Citra IPA, 1 1/3 cup
Kosher salt, 1 tbsp 1 tsp
Sugar, 2tbsp 1 tsp
Apple cider vinegar, 1/3 cup
Jalapeno peppers, 4
Red pepper
Yellow pepper
Orange pepper
Garlic, clove
Water, 1/3
Basil, 4 leafs
Ground black pepper, a pinch (just so we can say peppered pickled peppers)
Shredded carrots (optional)

 

 

Directions

Now that we have our ingredients and our favorite cita IPA it’s time to start fermentation preparation.

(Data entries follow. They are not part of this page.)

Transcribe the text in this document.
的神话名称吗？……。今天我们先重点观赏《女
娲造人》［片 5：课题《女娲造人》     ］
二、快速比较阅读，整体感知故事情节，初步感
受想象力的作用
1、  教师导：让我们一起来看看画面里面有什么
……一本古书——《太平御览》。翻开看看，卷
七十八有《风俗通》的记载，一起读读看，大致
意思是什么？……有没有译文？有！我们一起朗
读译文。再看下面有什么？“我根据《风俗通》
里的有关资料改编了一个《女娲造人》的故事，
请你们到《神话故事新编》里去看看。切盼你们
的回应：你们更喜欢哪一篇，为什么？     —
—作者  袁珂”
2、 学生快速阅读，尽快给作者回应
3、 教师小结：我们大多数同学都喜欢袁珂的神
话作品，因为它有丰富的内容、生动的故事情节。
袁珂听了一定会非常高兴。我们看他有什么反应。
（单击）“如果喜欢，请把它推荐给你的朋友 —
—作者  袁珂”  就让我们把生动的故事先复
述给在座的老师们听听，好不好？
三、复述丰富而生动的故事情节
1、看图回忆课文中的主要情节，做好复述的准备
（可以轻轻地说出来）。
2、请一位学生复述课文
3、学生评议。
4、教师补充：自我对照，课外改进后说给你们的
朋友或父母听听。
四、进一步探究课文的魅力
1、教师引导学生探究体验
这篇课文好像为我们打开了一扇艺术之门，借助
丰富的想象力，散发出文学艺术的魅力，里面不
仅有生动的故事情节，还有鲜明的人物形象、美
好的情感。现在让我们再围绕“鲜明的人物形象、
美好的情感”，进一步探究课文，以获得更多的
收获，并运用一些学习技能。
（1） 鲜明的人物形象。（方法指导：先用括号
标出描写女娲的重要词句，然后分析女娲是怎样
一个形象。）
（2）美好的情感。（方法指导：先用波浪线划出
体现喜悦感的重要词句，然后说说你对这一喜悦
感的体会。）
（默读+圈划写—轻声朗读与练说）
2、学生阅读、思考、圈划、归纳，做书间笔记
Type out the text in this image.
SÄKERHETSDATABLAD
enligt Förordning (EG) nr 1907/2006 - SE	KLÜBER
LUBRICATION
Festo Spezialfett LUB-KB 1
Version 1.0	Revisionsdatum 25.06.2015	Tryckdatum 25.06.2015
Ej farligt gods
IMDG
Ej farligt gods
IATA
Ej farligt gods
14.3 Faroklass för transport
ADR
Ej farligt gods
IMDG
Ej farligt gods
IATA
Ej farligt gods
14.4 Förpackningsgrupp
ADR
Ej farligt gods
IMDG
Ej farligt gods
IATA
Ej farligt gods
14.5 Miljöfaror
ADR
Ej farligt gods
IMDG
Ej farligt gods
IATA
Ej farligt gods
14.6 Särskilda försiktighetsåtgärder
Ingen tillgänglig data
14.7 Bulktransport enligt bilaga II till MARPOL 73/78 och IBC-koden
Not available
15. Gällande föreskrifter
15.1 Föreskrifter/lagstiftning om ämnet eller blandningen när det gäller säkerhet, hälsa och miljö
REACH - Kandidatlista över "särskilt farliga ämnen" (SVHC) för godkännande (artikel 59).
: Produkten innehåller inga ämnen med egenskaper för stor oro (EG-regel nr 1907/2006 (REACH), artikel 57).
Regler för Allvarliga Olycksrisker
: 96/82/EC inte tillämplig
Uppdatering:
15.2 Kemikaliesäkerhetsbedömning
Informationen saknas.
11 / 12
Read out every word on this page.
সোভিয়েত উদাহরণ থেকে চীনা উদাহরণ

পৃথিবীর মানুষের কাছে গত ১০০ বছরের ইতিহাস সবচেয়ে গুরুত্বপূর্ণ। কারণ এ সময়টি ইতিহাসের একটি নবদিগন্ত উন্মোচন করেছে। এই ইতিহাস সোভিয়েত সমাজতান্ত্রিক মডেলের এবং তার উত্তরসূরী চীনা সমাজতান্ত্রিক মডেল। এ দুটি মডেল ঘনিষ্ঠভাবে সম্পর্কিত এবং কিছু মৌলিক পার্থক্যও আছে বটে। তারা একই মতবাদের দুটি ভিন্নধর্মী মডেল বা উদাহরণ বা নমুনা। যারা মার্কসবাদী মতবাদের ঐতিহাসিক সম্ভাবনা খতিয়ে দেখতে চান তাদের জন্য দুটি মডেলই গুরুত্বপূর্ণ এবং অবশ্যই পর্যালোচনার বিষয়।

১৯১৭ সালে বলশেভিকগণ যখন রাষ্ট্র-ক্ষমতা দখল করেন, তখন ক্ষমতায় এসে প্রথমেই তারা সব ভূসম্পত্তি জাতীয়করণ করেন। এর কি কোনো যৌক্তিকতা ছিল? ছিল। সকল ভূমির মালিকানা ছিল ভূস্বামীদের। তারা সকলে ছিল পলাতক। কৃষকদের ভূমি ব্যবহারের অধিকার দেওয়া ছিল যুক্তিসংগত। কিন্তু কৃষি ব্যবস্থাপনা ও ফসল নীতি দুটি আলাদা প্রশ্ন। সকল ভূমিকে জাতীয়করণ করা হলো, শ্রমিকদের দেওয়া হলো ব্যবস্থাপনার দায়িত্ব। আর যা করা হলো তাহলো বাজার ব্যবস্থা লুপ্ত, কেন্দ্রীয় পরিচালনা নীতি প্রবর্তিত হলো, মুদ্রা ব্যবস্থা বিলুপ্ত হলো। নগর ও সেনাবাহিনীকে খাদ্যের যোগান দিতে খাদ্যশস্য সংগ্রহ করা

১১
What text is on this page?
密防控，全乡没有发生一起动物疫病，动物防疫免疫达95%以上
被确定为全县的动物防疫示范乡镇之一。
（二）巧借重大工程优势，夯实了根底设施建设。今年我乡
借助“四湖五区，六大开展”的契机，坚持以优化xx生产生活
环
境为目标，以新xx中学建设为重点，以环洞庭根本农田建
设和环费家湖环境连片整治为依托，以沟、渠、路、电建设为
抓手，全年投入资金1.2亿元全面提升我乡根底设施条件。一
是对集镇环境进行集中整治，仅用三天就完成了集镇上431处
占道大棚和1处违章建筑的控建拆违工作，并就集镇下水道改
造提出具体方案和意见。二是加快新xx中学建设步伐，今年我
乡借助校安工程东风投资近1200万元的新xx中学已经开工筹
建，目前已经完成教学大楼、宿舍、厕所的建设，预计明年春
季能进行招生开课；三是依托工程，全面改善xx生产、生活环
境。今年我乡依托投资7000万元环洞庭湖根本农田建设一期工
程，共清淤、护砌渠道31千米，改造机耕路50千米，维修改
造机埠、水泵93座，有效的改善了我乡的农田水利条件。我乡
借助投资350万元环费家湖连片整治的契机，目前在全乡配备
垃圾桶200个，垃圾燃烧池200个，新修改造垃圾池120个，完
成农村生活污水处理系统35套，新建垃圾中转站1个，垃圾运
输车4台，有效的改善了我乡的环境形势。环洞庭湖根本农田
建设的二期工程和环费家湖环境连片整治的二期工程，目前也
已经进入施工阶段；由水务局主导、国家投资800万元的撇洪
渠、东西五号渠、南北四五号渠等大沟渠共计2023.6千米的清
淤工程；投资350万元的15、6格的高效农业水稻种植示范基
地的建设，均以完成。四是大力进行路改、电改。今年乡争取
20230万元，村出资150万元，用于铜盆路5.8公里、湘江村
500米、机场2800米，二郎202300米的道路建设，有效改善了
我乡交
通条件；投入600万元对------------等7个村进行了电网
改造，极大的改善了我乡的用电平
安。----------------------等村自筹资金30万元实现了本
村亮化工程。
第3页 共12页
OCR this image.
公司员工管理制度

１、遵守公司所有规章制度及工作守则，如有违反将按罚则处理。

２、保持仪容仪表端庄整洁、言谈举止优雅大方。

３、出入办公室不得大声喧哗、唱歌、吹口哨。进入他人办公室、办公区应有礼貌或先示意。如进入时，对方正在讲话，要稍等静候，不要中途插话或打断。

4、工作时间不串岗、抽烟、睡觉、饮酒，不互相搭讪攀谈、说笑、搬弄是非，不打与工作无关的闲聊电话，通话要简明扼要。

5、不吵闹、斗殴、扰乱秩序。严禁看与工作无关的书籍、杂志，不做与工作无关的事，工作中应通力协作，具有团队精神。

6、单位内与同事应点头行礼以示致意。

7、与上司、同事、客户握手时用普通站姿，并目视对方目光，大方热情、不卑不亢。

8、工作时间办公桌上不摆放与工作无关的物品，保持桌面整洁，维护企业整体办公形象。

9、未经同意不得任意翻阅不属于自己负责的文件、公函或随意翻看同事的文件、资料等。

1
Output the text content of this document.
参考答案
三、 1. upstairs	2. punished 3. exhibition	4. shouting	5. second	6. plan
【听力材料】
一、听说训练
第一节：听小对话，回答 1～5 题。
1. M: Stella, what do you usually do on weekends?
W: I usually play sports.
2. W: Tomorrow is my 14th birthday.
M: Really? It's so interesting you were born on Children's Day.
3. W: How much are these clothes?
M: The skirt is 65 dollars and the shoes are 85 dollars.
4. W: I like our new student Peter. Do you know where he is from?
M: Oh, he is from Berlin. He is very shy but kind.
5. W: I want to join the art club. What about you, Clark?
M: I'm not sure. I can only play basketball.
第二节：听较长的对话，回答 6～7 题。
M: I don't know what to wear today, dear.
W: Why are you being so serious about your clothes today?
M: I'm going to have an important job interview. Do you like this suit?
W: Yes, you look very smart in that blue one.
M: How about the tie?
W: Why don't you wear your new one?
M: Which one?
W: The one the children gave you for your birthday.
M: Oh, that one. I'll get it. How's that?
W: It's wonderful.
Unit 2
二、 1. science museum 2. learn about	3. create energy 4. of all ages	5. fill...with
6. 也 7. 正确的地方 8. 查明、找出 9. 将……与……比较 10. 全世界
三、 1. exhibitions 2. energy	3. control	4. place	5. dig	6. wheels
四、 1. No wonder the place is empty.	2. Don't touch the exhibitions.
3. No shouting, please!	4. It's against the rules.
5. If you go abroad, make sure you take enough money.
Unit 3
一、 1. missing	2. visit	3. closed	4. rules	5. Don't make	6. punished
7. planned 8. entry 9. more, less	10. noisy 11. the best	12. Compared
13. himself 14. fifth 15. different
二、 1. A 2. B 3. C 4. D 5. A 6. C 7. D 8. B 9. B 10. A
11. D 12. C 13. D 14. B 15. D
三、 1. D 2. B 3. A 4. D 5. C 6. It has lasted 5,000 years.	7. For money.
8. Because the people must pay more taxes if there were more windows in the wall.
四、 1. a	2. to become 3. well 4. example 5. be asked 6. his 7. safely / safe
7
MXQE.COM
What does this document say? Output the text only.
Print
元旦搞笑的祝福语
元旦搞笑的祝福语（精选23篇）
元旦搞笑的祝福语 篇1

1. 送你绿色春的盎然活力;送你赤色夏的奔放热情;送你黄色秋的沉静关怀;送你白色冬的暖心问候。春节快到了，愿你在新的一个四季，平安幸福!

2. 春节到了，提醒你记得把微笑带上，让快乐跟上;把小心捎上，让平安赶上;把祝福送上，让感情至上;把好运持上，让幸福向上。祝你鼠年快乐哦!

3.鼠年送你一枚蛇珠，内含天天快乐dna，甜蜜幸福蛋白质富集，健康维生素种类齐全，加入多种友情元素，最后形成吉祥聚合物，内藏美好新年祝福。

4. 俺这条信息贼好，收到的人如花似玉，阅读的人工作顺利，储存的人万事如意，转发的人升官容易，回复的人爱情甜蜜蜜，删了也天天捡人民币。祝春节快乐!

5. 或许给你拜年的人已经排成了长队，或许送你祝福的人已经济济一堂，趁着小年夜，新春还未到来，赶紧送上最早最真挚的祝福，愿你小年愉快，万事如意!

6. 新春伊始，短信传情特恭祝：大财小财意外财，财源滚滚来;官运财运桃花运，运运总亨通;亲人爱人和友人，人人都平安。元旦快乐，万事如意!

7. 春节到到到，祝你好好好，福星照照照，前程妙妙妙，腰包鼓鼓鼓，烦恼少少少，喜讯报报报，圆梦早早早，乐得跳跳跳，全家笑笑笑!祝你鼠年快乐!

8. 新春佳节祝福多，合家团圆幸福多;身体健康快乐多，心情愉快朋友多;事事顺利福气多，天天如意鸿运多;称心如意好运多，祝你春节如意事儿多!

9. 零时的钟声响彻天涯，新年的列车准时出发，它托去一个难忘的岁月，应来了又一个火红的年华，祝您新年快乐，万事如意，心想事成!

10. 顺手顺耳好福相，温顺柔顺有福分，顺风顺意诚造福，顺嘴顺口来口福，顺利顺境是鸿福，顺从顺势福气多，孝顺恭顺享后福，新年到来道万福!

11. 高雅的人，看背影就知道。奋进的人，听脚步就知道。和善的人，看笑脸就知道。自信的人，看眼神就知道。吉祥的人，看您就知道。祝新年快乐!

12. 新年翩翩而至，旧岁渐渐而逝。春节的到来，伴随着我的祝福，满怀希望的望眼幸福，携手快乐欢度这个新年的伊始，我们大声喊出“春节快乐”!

  1. Wash produce and equipment.
  2. Slice peppers, jalapeños, and other produce. For less spicy peppers remove the seeds.chop-peppers
  3. In a small sauce pan dissolve the sugar and salt in water on medium-high heat.
  4. Add vinegar, reduce heat, then add beer and turn heat off.
  5. Let sit for 5 minutes then remove from heat, cover, and place in cool water bath or
    fridge until room temperature.
  6. Place veggies and spices in container and drizzle room temperature solution over them.
  7. Be sure to spin the container or stir the veggies to prevent air pockets.
  8.  Let set away from sunlight for 2 weeks and you’re pickles are ready!

 

Warning: If you are not used to eating naturally fermented veggies it would be advantageous to heat the peppers in a small sauce pan before serving. I’ve noticed that these probiotics can cause gas. Heating them wont ruin the probiotic in the peppers but will deactivate a good chunk as to not cause a large disturbance to your microbiome. (example: excess gas)

The Science

Beer is the by product of fermentation of a carbohydrate to ethanol. In this case we are adding an additional two fermentations; One, to turn the alcohol into acetic acid (vinegar) and Two, to convert the sugars in the peppers to acids. These fermentations decrease the pH (increased acidity) and causes our peppers to pickle. Beer has a relatively low pH (high acidity) ~4.0. This is good because a pH below 4.5 prevents organisms that will make you sick and allow for a good environment for lactic acid bacteria. (we want these ones) We add vinegar at the beginning of this recipe to make ensure that the pH is below 4.5 since the water, peppers, and some beers will bring the pH above 4.5. As the microbes turn the beer into vinegar and parts of the peppers into acid the pH will drop. (increase in acidity) This is what will prevent spoilage organisms from growing on the peppers. The only microbe we need to worry about are molds. Molds will want air to grow. If you keep the peppers submerged in the brine (solution we made) mold will not grow. Pickling is one of the oldest forms of food preservation and adds unique and wonderful flavors to your cooking arsenal.